The industry stands ready, willing and able if people need to make a claim, but it’s in everyone’s interest to catch these things earlier. ‘That is the whole reason for screening and, in terms of insurance, it makes it better for those who don’t claim too, because their premiums are lower, so everybody wins.’
The power of prevention
One of the first case studies on the effectiveness of this prevention approach came out of the South African market with the Vitality health promotion program adopted by insurer Discovery.
This program has now extended to 36 global markets and is widely emulated by other providers, including AIA in both Australia and New Zealand.
Damien Mu says the aim is to use ‘behavioural economics’ to empower more health-conscious lifestyle decisions. Points are accumulated for attending breast, cervical and bowel cancer screenings, all of which can result in discounted premiums for customers.

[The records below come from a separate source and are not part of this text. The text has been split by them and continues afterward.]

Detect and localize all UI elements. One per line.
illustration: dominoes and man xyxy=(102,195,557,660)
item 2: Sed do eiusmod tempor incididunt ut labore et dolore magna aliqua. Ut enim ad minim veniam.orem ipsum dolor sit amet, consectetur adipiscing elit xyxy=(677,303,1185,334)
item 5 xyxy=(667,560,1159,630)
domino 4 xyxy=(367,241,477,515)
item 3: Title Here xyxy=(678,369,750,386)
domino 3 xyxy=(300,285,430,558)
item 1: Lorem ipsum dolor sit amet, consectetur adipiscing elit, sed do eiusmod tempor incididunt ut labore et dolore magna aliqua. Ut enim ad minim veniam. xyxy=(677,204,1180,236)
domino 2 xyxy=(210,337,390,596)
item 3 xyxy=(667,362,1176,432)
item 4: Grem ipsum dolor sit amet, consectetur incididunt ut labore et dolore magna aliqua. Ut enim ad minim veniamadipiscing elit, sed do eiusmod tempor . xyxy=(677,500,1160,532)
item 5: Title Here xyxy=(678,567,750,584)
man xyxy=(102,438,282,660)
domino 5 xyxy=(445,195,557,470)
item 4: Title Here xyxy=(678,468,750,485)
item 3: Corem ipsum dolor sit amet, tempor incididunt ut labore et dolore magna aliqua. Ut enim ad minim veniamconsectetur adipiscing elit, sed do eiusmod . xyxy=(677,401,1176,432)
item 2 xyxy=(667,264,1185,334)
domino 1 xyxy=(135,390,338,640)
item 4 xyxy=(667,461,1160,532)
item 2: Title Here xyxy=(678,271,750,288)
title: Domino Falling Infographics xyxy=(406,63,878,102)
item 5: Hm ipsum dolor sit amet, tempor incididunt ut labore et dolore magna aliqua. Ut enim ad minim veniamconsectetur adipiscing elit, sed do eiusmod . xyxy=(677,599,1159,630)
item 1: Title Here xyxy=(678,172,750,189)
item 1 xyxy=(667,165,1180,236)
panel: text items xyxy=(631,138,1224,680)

Southern Cross in New Zealand has its Pause Breathe Smile program for mental health, and the insurer is currently offering counselling or wellbeing coaching and online GP consultations free of charge for all members.
TAL has a program called Health Sense Plus, which also acts as an incentive for clients to proactively manage their health through lump-sum discounts on premiums. ‘These are all examples of customers understanding the value of keeping healthier and reducing the risk of death and illness, and also being able to offer cheaper premiums,’ says Kirwan.
Time for a new model?
Regulations in Australia limit what life insurers can pay for treatment, but Kirwan is in favour of changes similar to the UK model in which insurers can pay for treatment, rather than customers waiting for a longer period on an NHS waiting list.
‘That way, they get back to work sooner and the claim is smaller,’ he says. ‘It’s ultimately less expensive and the insurer covers the cost of the treatment. Why wouldn’t an insurer do that?’